Dieses Jahr jährt sich die Aufnahme diplomatischer Beziehungen zwischen Japan und Südkorea zum fünfzigsten Mal. Zu diesem Anlass plädierte der japanische Premierminister Shinzo Abe dafür, eine neue Ära für beide Länder anzustreben. Park Gyun-He ermutigte in einer Nachricht dazu, dieses Jahr eben jenes 50-jährige Jubiläum zu einem Wendepunkt der Beziehungen zwischen Japan und Südkorea zu machen, sodass beide Länder für eine neue, kooperative Zukunft zusammenarbeiten können.

Bemerkenswert ist, dass seit dem jeweiligen Amtsantritt beide noch keine offiziellen formalen Treffen abgehalten haben.

Die dafür ursächlichen Spannungen zwischen beiden Ländern sind unter anderem durch den Umgang und die Bewertung der Geschichte (vor allem die des 2. Weltkriegs) hervorgerufen. Auch in diesem Jahr hat es sich Shinzo Abe etwa nicht nehmen lassen, den umstrittenen Yasukuni-Schrein zu besuchen, an dem unter anderem japanische Kriegsverbrecher verehrt werden. Die "Trostfrauen"-Problematik gehört ebenfalls zum Themenfeld der Geschichtsaufarbeitung. Ein weiterer Streitpunkt ist ein langanhaltender Inselstreit.

Trotz der in Aussicht gestellten Bemühungen der beiden Staatsoberhäupter, die Beziehungen verbessern zu wollen, wirkt sich die angespannte Lage sogar darauf aus, dass in Japan mittlerweile zahlreiche koreanische Restaurants um ihr Überleben kämpfen müssen, sofern sie nicht bereits geschlossen worden sind. Deutlich bemerkbar ist dies etwa in der "Korea Town" Tokyos, in Shin-Okubo. Durch die politisch aufgeheizte Lage ist schon ein Rückgang an Sympathie für koreanische Kultur innerhalb Japans nicht nur unter Rechtsextremen zu verzeichnen.

In Deutschland erfreut sich koreanisches Essen weiterhin oder vielleicht sogar erst seit den letzten Jahren großer Beliebtheit, so veranstaltet die Platoon-Kunsthalle mit großem Zulauf in Berlin regelmäßig koreanische Street-food-Events.

Neben dem Essen sind es einerseits die koreanischen Serien, die weltweit Furore machen. In Asien erfreuen sie sich sicher noch größerer Beliebtheit als anderswo, aber die spannenden Geschichten, die starke Ausdrucksweise der SchauspielerInnen und der hin und wieder einfließende Humor bescheren ihnen auch darüber hinaus eine beträchtliche Anzahl an Fans. Und dies schon lange vor dem noch relativ neuen westlichen Hype um Fernsehserien, der ja vor allem auf US-Produktionen abzielt.

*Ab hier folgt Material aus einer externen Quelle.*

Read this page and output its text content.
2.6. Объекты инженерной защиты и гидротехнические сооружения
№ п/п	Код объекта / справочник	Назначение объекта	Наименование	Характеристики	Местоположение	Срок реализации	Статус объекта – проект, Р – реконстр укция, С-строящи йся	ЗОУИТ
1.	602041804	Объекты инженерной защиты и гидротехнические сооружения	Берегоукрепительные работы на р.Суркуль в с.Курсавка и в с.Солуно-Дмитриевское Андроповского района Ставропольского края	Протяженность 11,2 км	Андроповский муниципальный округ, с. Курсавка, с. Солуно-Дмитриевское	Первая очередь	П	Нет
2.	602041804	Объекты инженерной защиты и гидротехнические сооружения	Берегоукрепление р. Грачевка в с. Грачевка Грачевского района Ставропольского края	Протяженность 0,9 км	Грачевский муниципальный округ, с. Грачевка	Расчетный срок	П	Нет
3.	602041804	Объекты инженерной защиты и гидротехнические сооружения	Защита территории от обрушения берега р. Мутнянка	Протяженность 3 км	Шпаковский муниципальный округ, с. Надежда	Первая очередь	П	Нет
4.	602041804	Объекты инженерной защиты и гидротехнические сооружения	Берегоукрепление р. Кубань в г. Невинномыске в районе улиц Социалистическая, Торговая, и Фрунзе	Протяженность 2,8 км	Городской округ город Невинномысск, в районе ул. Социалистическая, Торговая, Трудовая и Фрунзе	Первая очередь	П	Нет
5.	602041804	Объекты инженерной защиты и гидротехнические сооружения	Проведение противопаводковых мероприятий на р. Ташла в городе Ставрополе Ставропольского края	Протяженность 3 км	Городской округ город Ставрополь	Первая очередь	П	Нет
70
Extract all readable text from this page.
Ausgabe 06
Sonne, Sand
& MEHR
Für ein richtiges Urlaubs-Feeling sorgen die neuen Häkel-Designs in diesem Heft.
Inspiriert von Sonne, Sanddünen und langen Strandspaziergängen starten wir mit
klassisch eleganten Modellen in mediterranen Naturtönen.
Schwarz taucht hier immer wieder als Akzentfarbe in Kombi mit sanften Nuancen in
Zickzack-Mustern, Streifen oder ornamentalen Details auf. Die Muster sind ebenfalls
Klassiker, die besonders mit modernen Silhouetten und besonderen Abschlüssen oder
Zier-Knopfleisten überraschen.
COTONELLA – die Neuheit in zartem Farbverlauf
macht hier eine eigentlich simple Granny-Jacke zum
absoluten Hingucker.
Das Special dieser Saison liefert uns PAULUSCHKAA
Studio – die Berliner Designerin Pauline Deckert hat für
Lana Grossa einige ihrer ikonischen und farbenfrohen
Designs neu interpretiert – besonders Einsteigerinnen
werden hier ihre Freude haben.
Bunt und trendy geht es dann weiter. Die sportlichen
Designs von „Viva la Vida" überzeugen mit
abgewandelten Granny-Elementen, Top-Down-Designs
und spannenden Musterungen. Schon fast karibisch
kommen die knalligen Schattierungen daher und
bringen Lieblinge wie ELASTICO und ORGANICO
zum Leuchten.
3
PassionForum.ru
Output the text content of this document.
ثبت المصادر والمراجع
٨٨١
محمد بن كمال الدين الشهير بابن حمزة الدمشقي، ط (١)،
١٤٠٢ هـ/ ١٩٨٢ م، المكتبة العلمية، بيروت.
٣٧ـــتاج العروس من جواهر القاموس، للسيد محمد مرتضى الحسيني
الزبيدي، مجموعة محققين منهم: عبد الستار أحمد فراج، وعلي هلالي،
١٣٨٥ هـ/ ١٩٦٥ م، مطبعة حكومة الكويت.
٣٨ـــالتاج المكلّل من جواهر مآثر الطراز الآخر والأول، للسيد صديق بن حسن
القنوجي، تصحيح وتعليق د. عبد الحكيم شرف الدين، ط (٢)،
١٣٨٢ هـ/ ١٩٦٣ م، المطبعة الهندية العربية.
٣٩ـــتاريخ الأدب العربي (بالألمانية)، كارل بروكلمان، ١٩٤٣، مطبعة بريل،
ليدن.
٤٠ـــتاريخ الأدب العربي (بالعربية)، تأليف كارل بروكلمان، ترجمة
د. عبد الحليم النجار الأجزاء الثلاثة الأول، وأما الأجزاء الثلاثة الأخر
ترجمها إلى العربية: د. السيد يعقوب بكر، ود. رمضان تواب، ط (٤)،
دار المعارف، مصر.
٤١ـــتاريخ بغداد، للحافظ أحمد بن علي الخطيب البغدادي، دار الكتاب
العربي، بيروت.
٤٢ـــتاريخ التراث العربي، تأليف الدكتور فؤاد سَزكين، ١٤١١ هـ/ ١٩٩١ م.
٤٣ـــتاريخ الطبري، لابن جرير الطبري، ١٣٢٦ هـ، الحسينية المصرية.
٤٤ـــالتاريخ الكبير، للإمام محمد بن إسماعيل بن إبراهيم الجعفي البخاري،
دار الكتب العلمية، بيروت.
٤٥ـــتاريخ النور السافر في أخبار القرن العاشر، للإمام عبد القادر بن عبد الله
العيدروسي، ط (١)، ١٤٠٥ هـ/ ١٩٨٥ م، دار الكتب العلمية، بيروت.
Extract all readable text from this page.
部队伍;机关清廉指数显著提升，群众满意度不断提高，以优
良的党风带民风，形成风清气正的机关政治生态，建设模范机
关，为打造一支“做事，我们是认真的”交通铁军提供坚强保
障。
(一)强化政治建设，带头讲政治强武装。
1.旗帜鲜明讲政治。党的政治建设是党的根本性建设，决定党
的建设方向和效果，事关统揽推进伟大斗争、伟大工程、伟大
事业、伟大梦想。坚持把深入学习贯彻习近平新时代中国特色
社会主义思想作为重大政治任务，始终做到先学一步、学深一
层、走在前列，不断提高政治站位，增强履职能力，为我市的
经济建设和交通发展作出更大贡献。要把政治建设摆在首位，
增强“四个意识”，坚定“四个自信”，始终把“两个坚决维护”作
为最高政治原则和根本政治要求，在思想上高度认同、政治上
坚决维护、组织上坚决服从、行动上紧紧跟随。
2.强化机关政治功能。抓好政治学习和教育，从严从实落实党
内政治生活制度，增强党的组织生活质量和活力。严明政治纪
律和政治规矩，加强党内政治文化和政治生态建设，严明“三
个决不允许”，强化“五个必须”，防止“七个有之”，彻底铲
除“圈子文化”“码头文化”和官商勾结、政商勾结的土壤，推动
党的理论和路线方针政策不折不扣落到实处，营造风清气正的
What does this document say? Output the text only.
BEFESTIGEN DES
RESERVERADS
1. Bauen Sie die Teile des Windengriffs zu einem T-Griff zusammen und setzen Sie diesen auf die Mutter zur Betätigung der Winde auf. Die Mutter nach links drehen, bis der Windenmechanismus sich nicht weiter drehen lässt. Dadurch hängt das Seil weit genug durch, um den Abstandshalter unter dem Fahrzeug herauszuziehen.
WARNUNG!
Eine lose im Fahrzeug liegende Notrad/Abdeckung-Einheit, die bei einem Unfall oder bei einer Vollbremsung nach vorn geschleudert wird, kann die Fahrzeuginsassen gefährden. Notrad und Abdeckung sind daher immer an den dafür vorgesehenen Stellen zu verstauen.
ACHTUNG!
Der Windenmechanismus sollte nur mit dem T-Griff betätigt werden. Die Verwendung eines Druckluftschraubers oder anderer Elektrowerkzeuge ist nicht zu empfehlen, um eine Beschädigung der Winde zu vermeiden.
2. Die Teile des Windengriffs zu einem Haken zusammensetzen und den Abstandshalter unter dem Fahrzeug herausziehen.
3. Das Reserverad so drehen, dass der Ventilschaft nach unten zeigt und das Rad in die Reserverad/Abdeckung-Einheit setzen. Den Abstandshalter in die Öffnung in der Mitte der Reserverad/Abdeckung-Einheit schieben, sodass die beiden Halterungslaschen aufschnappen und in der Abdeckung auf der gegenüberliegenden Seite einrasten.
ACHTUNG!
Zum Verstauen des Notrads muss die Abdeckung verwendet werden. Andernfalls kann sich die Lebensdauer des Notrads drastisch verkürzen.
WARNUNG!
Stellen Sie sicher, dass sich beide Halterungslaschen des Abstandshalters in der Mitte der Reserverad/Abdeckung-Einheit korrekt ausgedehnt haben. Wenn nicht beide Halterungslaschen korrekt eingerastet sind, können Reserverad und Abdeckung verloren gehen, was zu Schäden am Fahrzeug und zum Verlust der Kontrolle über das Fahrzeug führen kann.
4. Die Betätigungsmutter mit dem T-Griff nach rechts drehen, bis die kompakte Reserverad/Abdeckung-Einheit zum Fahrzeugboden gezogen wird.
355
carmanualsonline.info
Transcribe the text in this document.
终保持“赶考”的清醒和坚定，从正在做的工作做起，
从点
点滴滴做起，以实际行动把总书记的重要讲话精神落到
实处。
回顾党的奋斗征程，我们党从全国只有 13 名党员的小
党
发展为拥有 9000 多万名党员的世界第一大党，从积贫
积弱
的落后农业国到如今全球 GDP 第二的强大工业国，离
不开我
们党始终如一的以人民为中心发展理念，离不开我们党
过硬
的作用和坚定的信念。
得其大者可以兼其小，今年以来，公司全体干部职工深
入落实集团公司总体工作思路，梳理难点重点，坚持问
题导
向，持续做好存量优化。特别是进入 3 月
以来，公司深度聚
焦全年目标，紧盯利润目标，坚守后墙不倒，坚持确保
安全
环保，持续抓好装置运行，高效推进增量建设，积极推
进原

Sicher kann bei interkulturellen Rezeptionsprozessen hin und wieder schon mal etwas nicht so ganz genau nachvollzogen werden. So muss etwa die Erklärung,, "[d]ie Sehnsucht der Ostasiatinnen gilt nicht unbedingt einem Mann mit viel Sex-Appeal, sondern eher einem Mann, der die Wünsche der Frau zu spüren sucht und für sie da ist. Wenn er dazu noch gut aussieht, schadet das nicht", die am Ende eines Feuilleton-Beitrags in der NZZ zu lesen war als reine (weiße Männer-?) Phantasie abgetan werden. In jenem Beitrag ging es um einen Erklärungsversuch, warum die koreanische Serie "Love from Another Star" in China so berühmt geworden ist. Natürlich ist der Hauptdarsteller mit einem ganz außerordentlichen Sex-Appeal ausgestattet, welcher ein äußert wichtigr Faktor für dessen Erfolg darstellt. Schließlich ist er ja auch unter anderem Model.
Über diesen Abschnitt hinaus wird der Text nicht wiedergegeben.